Central nervous system and sensory organs: fatigue, drowsiness, lethargy, irritability, headache, insomnia.
Gastrointestinal tract: loss of appetite, nausea, dyspeptic disorders (epigastric pain, diarrhea); very rarely – vomiting.
Skin and subcutaneous tissue: allergic reactions, including itching and rash; dry, peeling skin.
General disorders: increased body temperature; facial flushing.

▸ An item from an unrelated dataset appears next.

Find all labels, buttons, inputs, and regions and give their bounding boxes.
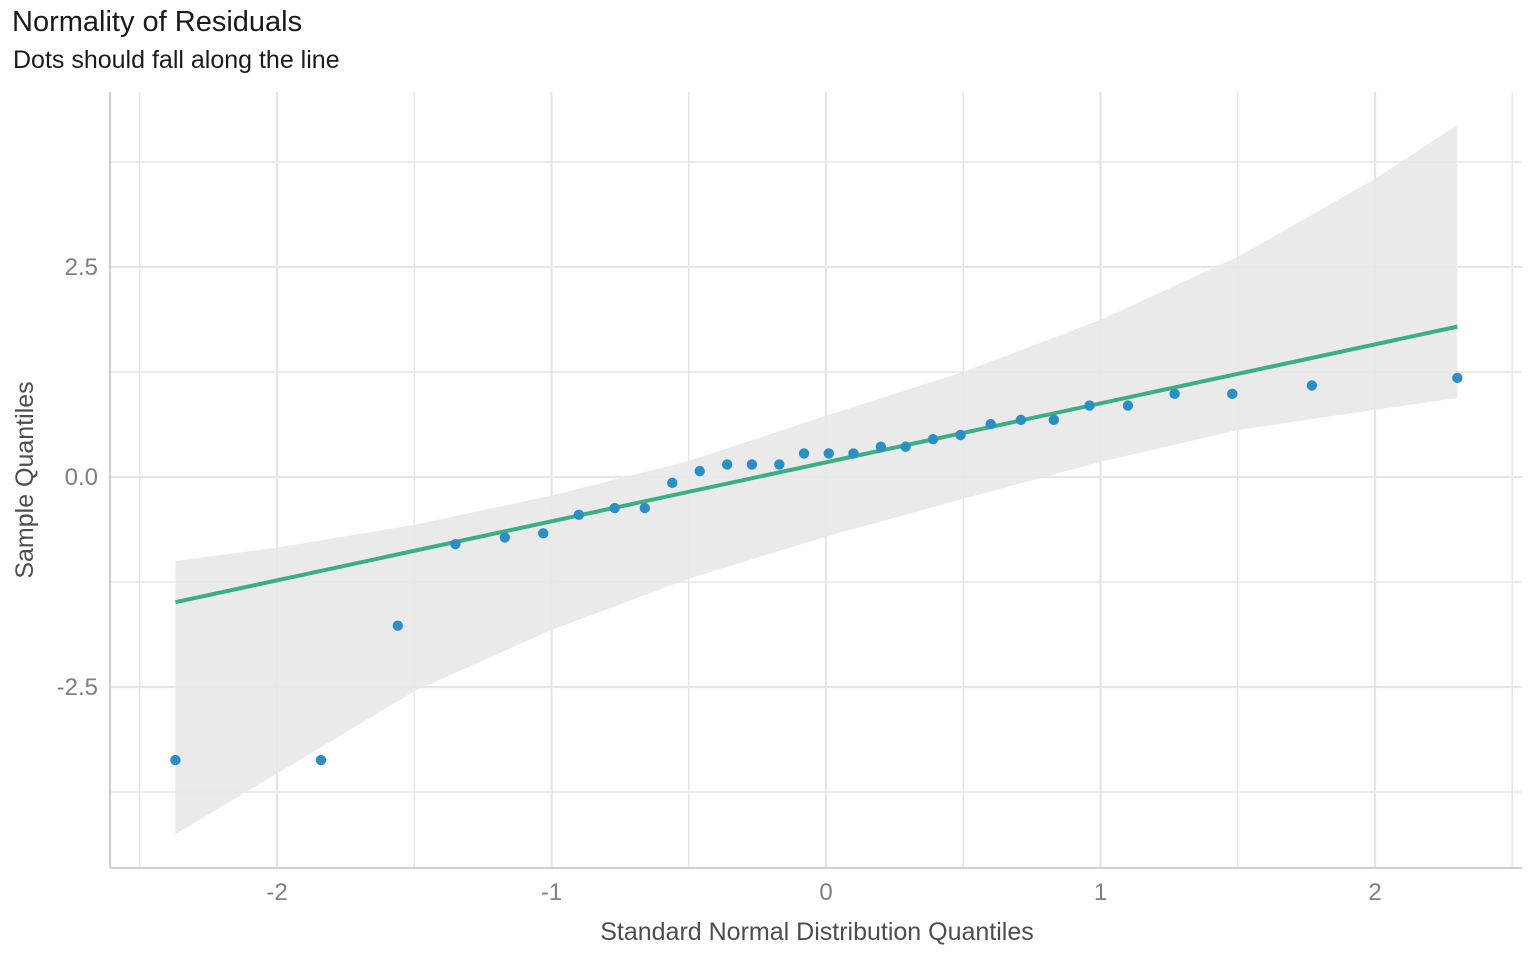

Other: with prolonged use – hair loss, pain in the bones of lower extremities; possible exacerbation of cholelithiasis and chronic pancreatitis. Prolonged intake of high doses of vitamin A may lead to development of hypervitaminosis A.
Shelf life. 2 years.
Storage conditions. Store in the original packaging at a temperature not exceeding 25 °C.
Keep out of reach of children.
Packaging. Soft capsules № 30 (10×3), № 50 (10×5) in blisters, in a box.
Availability. Over-the-counter (without prescription).
Manufacturer. LIMITED LIABILITY COMPANY "CORPORATION "ZDOROV'YA".
Manufacturer's address and place of business.
100, Shevchenka St., lit. B-II (building 4), m. Boryspil, Kyiv region, 08301, Ukraine.